Père de quatre enfants, Donal Duarte a fait un sacrifice en laissant sa famille pour jouer au baseball professionnel en Amérique du Nord. Il n'est toutefois pas déçu de son choix. « Je ne suis pas habitué d'être séparé de ma famille aussi longtemps, mais l'équipe fait tout pour faciliter notre adaptation. Je peux parler régulièrement à mes enfants », a dit celui qui partage un appartement avec Malleta à Gatineau.

Les deux joueurs assurent que leur passage dans la capitale est suivi dans leur pays. « À Cuba, les gens nous surveillent. Ils veulent nous voir dominer ! Ils veulent être fiers de nous », dit Malleta, qui voudra en mettre plein la vue pendant une série fort attendue.

Frénésie anticipée aux guichets ce week-end

La première tournée cubaine en Amérique du Nord depuis 1960 ne passe pas inaperçue jusqu'ici.

Les Capitales de Québec ont attiré 15 682 spectateurs dans leur série de quatre matches en fin de semaine dernière. Les Aigles de Trois-Rivières ont obtenu leurs meilleures foules de leur saison dans les trois matches suivants contre l'équipe nationale cubaine. Les Champions d'Ottawa ne sont pas en reste. Ils anticipent des foules supérieures à 4000 spectateurs par match pendant tout le week-end. Leur record d'affluence de 6129 spectateurs pourrait même être fracassé dimanche après-midi pour le match de la fête des Pères.

Propriétaire majoritaire des Champions et commissaire de la Ligue CanAm, Miles Wolff aimerait bien dépasser la marque établie par les Capitales dans son stade qui peut contenir 10 000 personnes, mais il aura un match de moins pour y parvenir.
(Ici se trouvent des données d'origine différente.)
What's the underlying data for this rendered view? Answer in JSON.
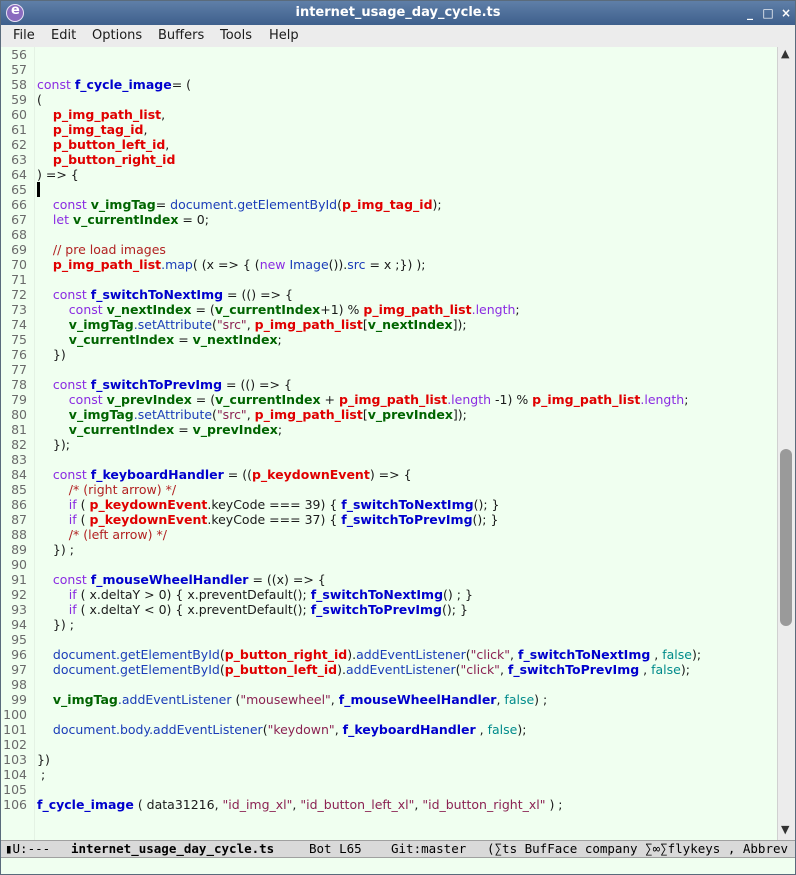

«Ça va être difficile à surpasser la foule totale des Capitales en seulement trois matches, mais on s'attend à recevoir beaucoup de monde en fin de semaine. L'augmentation d'affluence devrait être significative. En plus, dame nature a été plus clémente avec nous cette année et nos assistances sont en hausse.»

Plus de 800 espaces de stationnement supplémentaire seront disponibles (5 $) de l'autre côté de la rue Coventry, derrière l'édifice de la Défense nationale. Le stationnement du Canadian Tire voisin sera également accessible (7 $) et OC Transpo offrira des navettes entre le centre d'achat St-Laurent et le stade RCGT.

Wolff est heureux de constater l'intérêt généré par la tournée cubaine. Il aimerait bien en faire un événement annuel, mais il est encore trop tôt pour compter là-dessus. Certaines appréhensions l'habitent à la veille du passage de l'équipe cubaine aux États-Unis. «Il y a des gens louches qui rôdent autour de l'équipe et qui suggéreraient à de jeunes joueurs de faire défection. Il faut s'assurer qu'il n'y ait pas d'incidents. L'équipe est suivie par des recruteurs du baseball majeur dans l'espoir d'une levée de l'embargo américain.»